La Polonia ha da sempre un rapporto particolare con il cinema. Non morboso come quello degli USA, elitario come quello della Francia o splendido ma complesso come quello dell’Italia. Alcuni registi polacchi, nel corso della storia del cinema, sono stati in grado di lasciarvi un segno perenne. Merito forse dei paesaggi sconfinati, spogli e bellissimi che hanno conquistato, tra gli altri, David Lynch? O forse di quella calma apparente dietro la quale si nascondono passioni e contraddizioni. Krzysztof Kieślowski, adorato da Kubrick, Andrej Wajda, Krzysztof Zanussi e Paweł Pawlikowski (vincitore di un Oscar nel 2015 per Ida e candidato anche quest’anno per lo splendido Cold War) sono solo alcuni degli autori più conosciuti. Małgorzata Szumowska, classe 1973, è una delle ultime eredi di questa brillante tradizione cinematografica. Un’altra vita – Mug, vincitore del gran premio della giuria (Orso d’Argento) al festival di Berlino, è la sua ultima fatica.
C’era una volta in Polonia
Con uno sguardo ironico ma benevolo, il film racconta la bellezza e l’orrore della provincia polacca. Per farlo segue la storia di Jacek (Mateusz Kościukiewicz), un giovane operaio di buon cuore appassionato di metal che sogna di lasciare il paese. Lavora nel cantiere di quella che, una volta finita, sarà la statua di Cristo più alta al mondo. Dedica la sua placida vita alla famiglia, al lavoro, al suo cane e alla sua ragazza, Dagmara (Małgorzata Gorol). Un terribile e improvviso incidente lo sfigurerà completamente: sarà sottoposto al primo trapianto facciale d’Europa. Dopo l’operazione le cose per Jacek cambieranno completamente: nonostante la vicinanza della sorella (Agnieszka Podsiadlik), la sua vita diverrà davvero difficile. Fra intrusioni dei media, rivelazioni e tradimenti, il mondo di Jacek crollerà mostrando il suo vero volto.
Humor inaspettato
Nonostante le premesse drammatiche, Mug è un film che si affida all’humor piuttosto che alla retorica. Racconta con tenerezza limiti e contraddizioni di un mondo assuefatto a vodka e religione, dove sembra che “manchi tutto ma non serva niente” (per citare il nostrano Zerocalcare). Nonostante non abbia alcuna colpa, Jacek diventerà un emarginato, ogni suo rapporto cambierà profondamente. La provincia, già stretta prima dell’incidente, diventerà soffocante per lui. Senza mai giudicare i fallibili (e falliti) co-protagonisti, la regista mostra lo sconvolgimento di questa piccola comunità rurale, travolta da un tragico miracolo.
Minuscoli spazi vitali
La regia si occupa bene di ritrarre un mondo limitato culturalmente e spiritualmente, a discapito degli enormi spazi aperti e della natura circostante. Jacek, in compagnia di Dagmara o del suo cane, è il solo a godere appieno di quegli spazi, a cui le altre persone non sembrano fare caso. In molte sequenze, le figure al centro dell’inquadratura sono a fuoco, mentre ai bordi sono fortemente sfumate. In questo modo la regista e il direttore della fotografia (che è anche co-sceneggiatore) riescono a rendere visivamente il senso di limitatezza e parzialità.

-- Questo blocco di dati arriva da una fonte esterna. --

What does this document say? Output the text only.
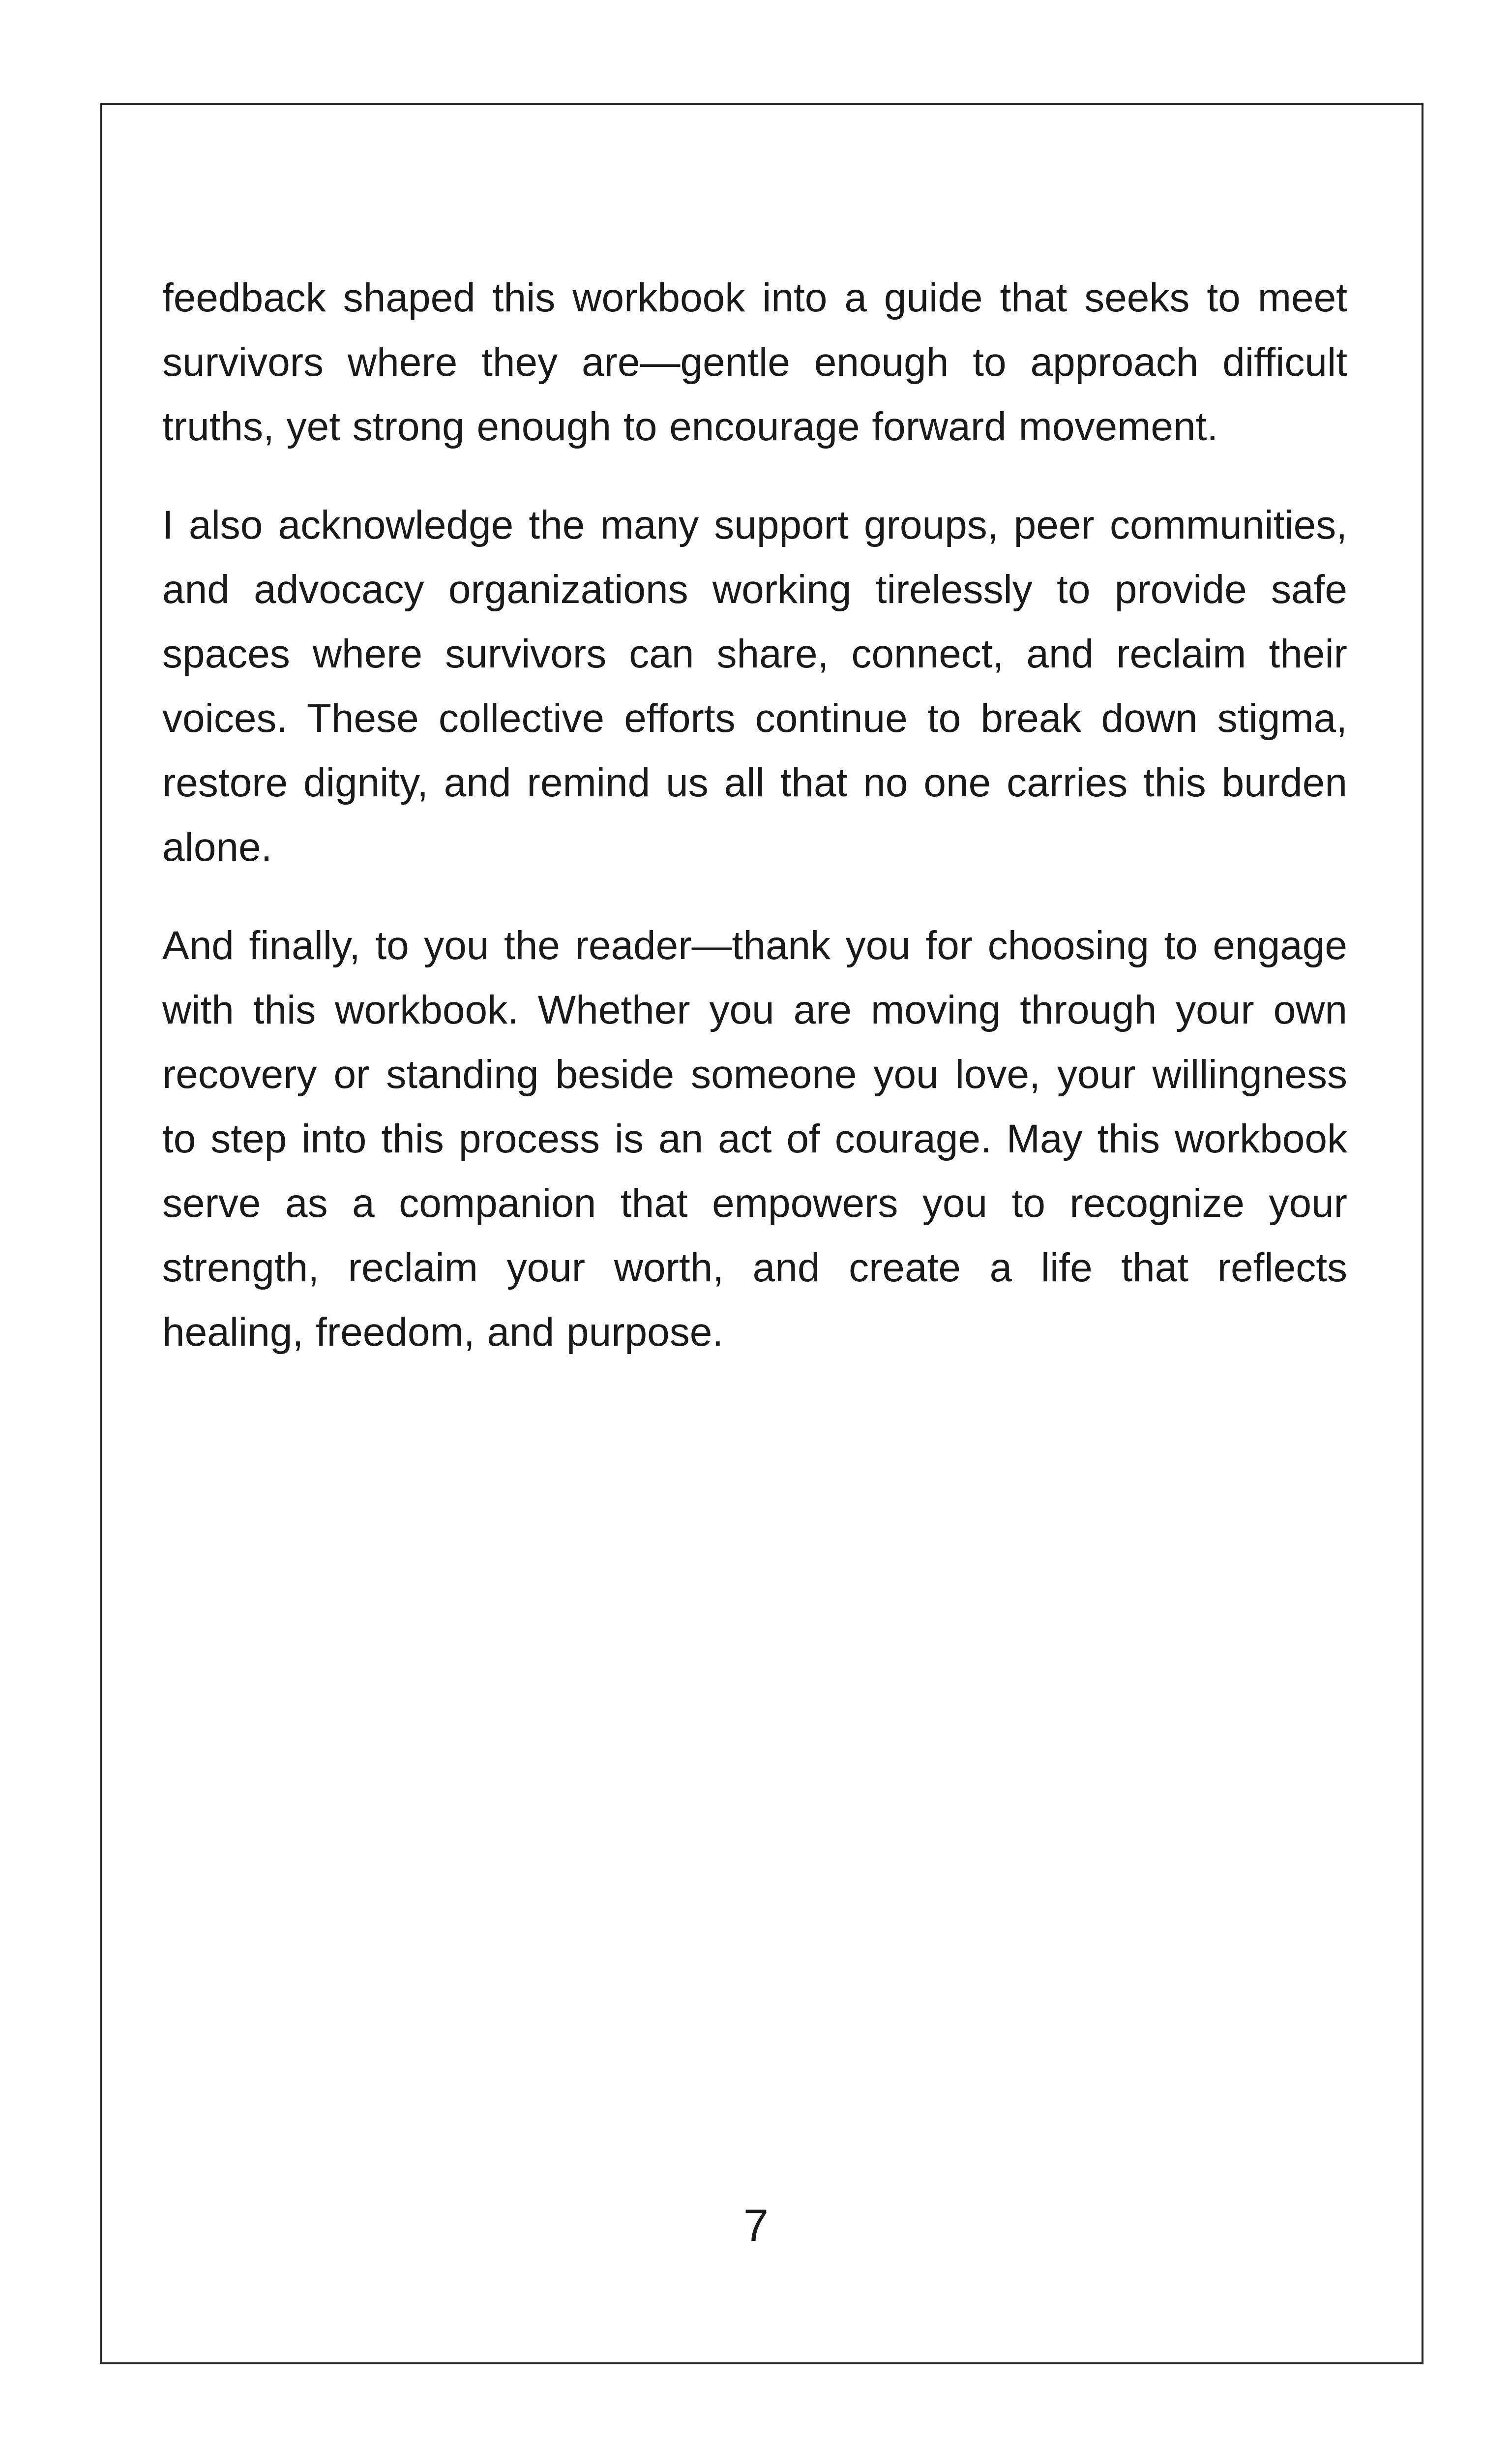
feedback shaped this workbook into a guide that seeks to meet survivors where they are—gentle enough to approach difficult truths, yet strong enough to encourage forward movement.

I also acknowledge the many support groups, peer communities, and advocacy organizations working tirelessly to provide safe spaces where survivors can share, connect, and reclaim their voices. These collective efforts continue to break down stigma, restore dignity, and remind us all that no one carries this burden alone.

And finally, to you the reader—thank you for choosing to engage with this workbook. Whether you are moving through your own recovery or standing beside someone you love, your willingness to step into this process is an act of courage. May this workbook serve as a companion that empowers you to recognize your strength, reclaim your worth, and create a life that reflects healing, freedom, and purpose.

7
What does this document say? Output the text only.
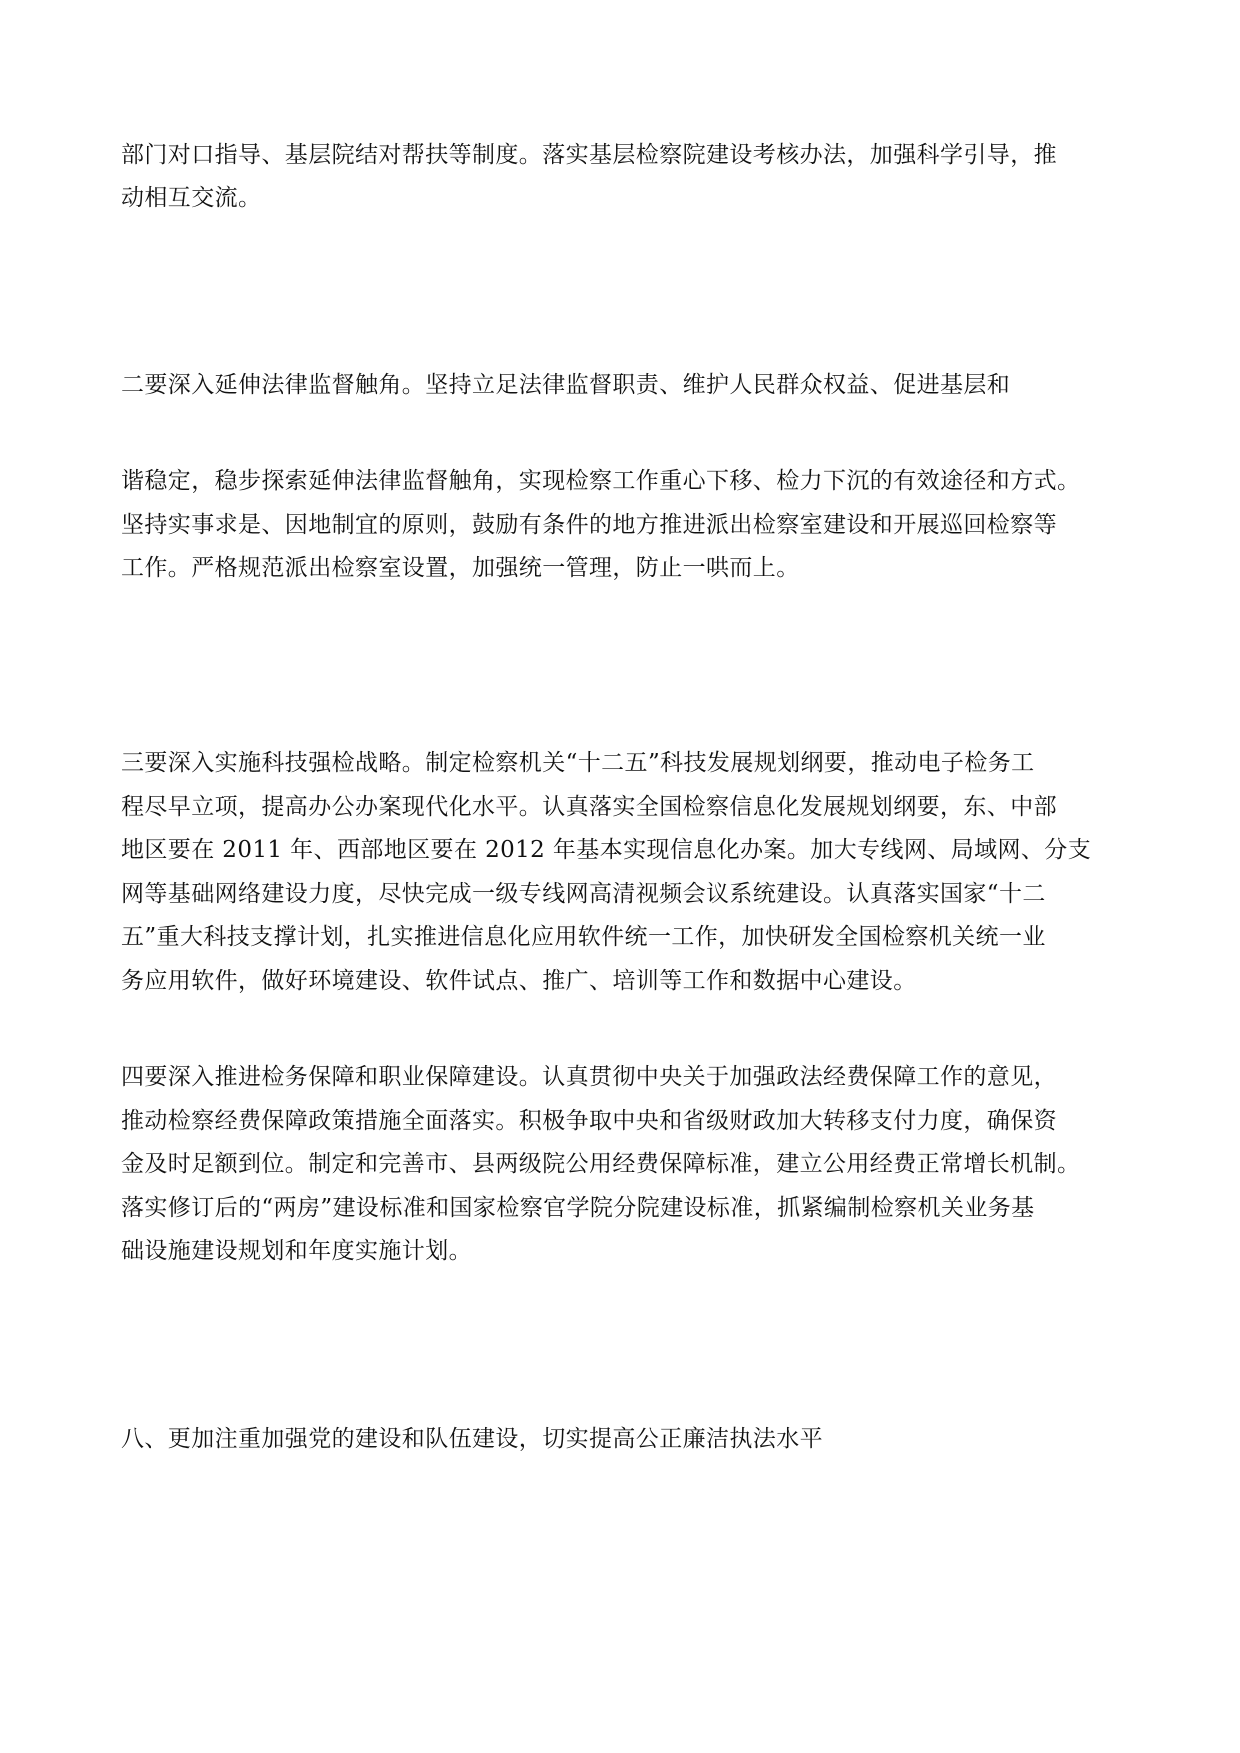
部门对口指导、基层院结对帮扶等制度。落实基层检察院建设考核办法，加强科学引导，推
动相互交流。
二要深入延伸法律监督触角。坚持立足法律监督职责、维护人民群众权益、促进基层和
谐稳定，稳步探索延伸法律监督触角，实现检察工作重心下移、检力下沉的有效途径和方式。
坚持实事求是、因地制宜的原则，鼓励有条件的地方推进派出检察室建设和开展巡回检察等
工作。严格规范派出检察室设置，加强统一管理，防止一哄而上。
三要深入实施科技强检战略。制定检察机关“十二五”科技发展规划纲要，推动电子检务工
程尽早立项，提高办公办案现代化水平。认真落实全国检察信息化发展规划纲要，东、中部
地区要在 2011 年、西部地区要在 2012 年基本实现信息化办案。加大专线网、局域网、分支
网等基础网络建设力度，尽快完成一级专线网高清视频会议系统建设。认真落实国家“十二
五”重大科技支撑计划，扎实推进信息化应用软件统一工作，加快研发全国检察机关统一业
务应用软件，做好环境建设、软件试点、推广、培训等工作和数据中心建设。
四要深入推进检务保障和职业保障建设。认真贯彻中央关于加强政法经费保障工作的意见，
推动检察经费保障政策措施全面落实。积极争取中央和省级财政加大转移支付力度，确保资
金及时足额到位。制定和完善市、县两级院公用经费保障标准，建立公用经费正常增长机制。
落实修订后的“两房”建设标准和国家检察官学院分院建设标准，抓紧编制检察机关业务基
础设施建设规划和年度实施计划。
八、更加注重加强党的建设和队伍建设，切实提高公正廉洁执法水平
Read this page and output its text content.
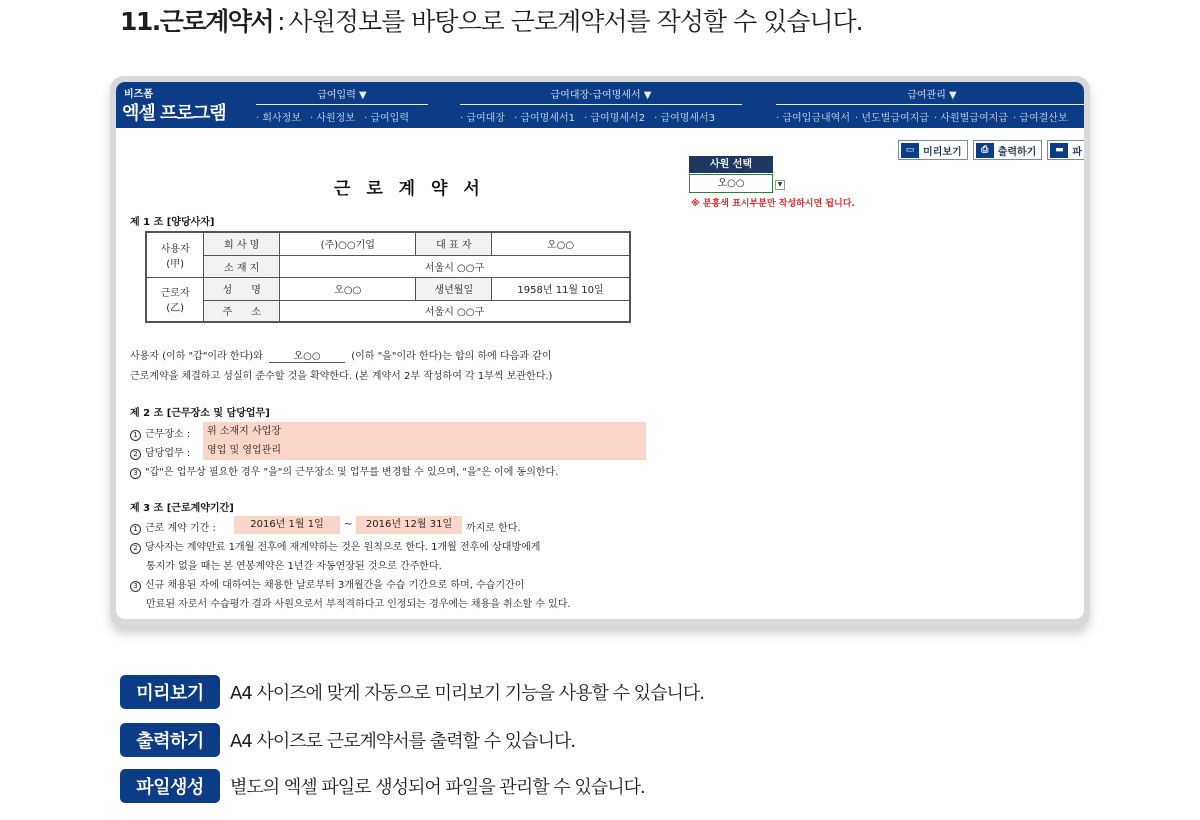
11.근로계약서 : 사원정보를 바탕으로 근로계약서를 작성할 수 있습니다.
비즈폼
엑셀 프로그램
급여입력 ▼
· 회사정보 · 사원정보 · 급여입력
급여대장·급여명세서 ▼
· 급여대장 · 급여명세서1 · 급여명세서2 · 급여명세서3
급여관리 ▼
· 급여입금내역서 · 년도별급여지급 · 사원별급여지급 · 급여결산보
▭ 미리보기	⎙ 출력하기	▬ 파
사원 선택
오○○	▼
※ 분홍색 표시부분만 작성하시면 됩니다.
근 로 계 약 서
제 1 조 [양당사자]
사용자
(甲)	회 사 명	(주)○○기업	대 표 자	오○○
	소 재 지	서울시 ○○구		
근로자
(乙)	성      명	오○○	생년월일	1958년 11월 10일
	주      소	서울시 ○○구		
사용자 (이하 "갑"이라 한다)와	오○○	(이하 "을"이라 한다)는 합의 하에 다음과 같이
근로계약을 체결하고 성실히 준수할 것을 확약한다. (본 계약서 2부 작성하여 각 1부씩 보관한다.)
제 2 조 [근무장소 및 담당업무]
1 근무장소 :	위 소재지 사업장
2 담당업무 :	영업 및 영업관리
3 "갑"은 업무상 필요한 경우 "을"의 근무장소 및 업무를 변경할 수 있으며, "을"은 이에 동의한다.
제 3 조 [근로계약기간]
1 근로 계약 기간 :	2016년 1월 1일	~	2016년 12월 31일	까지로 한다.
2 당사자는 계약만료 1개월 전후에 재계약하는 것은 원칙으로 한다. 1개월 전후에 상대방에게
통지가 없을 때는 본 연봉계약은 1년간 자동연장된 것으로 간주한다.
3 신규 채용된 자에 대하여는 채용한 날로부터 3개월간을 수습 기간으로 하며, 수습기간이
만료된 자로서 수습평가 결과 사원으로서 부적격하다고 인정되는 경우에는 채용을 취소할 수 있다.
미리보기	A4 사이즈에 맞게 자동으로 미리보기 기능을 사용할 수 있습니다.
출력하기	A4 사이즈로 근로계약서를 출력할 수 있습니다.
파일생성	별도의 엑셀 파일로 생성되어 파일을 관리할 수 있습니다.
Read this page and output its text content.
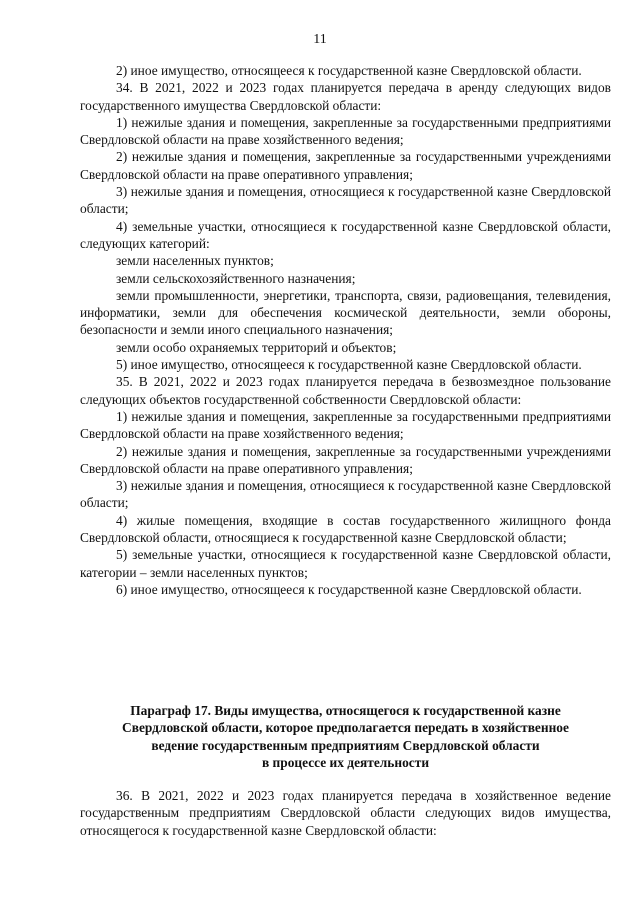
11

2) иное имущество, относящееся к государственной казне Свердловской области.

34. В 2021, 2022 и 2023 годах планируется передача в аренду следующих видов государственного имущества Свердловской области:

1) нежилые здания и помещения, закрепленные за государственными предприятиями Свердловской области на праве хозяйственного ведения;

2) нежилые здания и помещения, закрепленные за государственными учреждениями Свердловской области на праве оперативного управления;

3) нежилые здания и помещения, относящиеся к государственной казне Свердловской области;

4) земельные участки, относящиеся к государственной казне Свердловской области, следующих категорий:

земли населенных пунктов;

земли сельскохозяйственного назначения;

земли промышленности, энергетики, транспорта, связи, радиовещания, телевидения, информатики, земли для обеспечения космической деятельности, земли обороны, безопасности и земли иного специального назначения;

земли особо охраняемых территорий и объектов;

5) иное имущество, относящееся к государственной казне Свердловской области.

35. В 2021, 2022 и 2023 годах планируется передача в безвозмездное пользование следующих объектов государственной собственности Свердловской области:

1) нежилые здания и помещения, закрепленные за государственными предприятиями Свердловской области на праве хозяйственного ведения;

2) нежилые здания и помещения, закрепленные за государственными учреждениями Свердловской области на праве оперативного управления;

3) нежилые здания и помещения, относящиеся к государственной казне Свердловской области;

4) жилые помещения, входящие в состав государственного жилищного фонда Свердловской области, относящиеся к государственной казне Свердловской области;

5) земельные участки, относящиеся к государственной казне Свердловской области, категории – земли населенных пунктов;

6) иное имущество, относящееся к государственной казне Свердловской области.

Параграф 17. Виды имущества, относящегося к государственной казне
Свердловской области, которое предполагается передать в хозяйственное
ведение государственным предприятиям Свердловской области
в процессе их деятельности

36. В 2021, 2022 и 2023 годах планируется передача в хозяйственное ведение государственным предприятиям Свердловской области следующих видов имущества, относящегося к государственной казне Свердловской области:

L’incidente di Jacek si dimostra per ogni personaggio una prova durissima da superare, che non trova praticamente nessuno pronto psicologicamente o spiritualmente. Proprio su questa inadeguatezza fa spesso leva la comicità del film. Forse manca un po’ di “mordente”, ma è un film che, nonostante faccia leva su un evento incredibile ispirato a un fatto realmente avvenuto in Polonia, vive delle atmosfere e dei non detti fra i personaggi. La sorella di Jacek è la più dinamica e battagliera, le sue azioni dettano il ritmo di Mug – Un’altra vita. Gli altri invece si nascondono e scappano da Jacek, senza avere il coraggio di affrontarlo in alcun modo.
Uno sguardo silenzioso, che racconta la crisi, i limiti e i drammi di un uomo e di una comunità, senza giudizi né risentimenti, riuscendo a far sorridere laddove molti altri avrebbero cercato di far piangere. Per Szumowska la vera sfida era mostrare il comico e il tenero in questa storia, che riesce a raccontare in modo molto personale.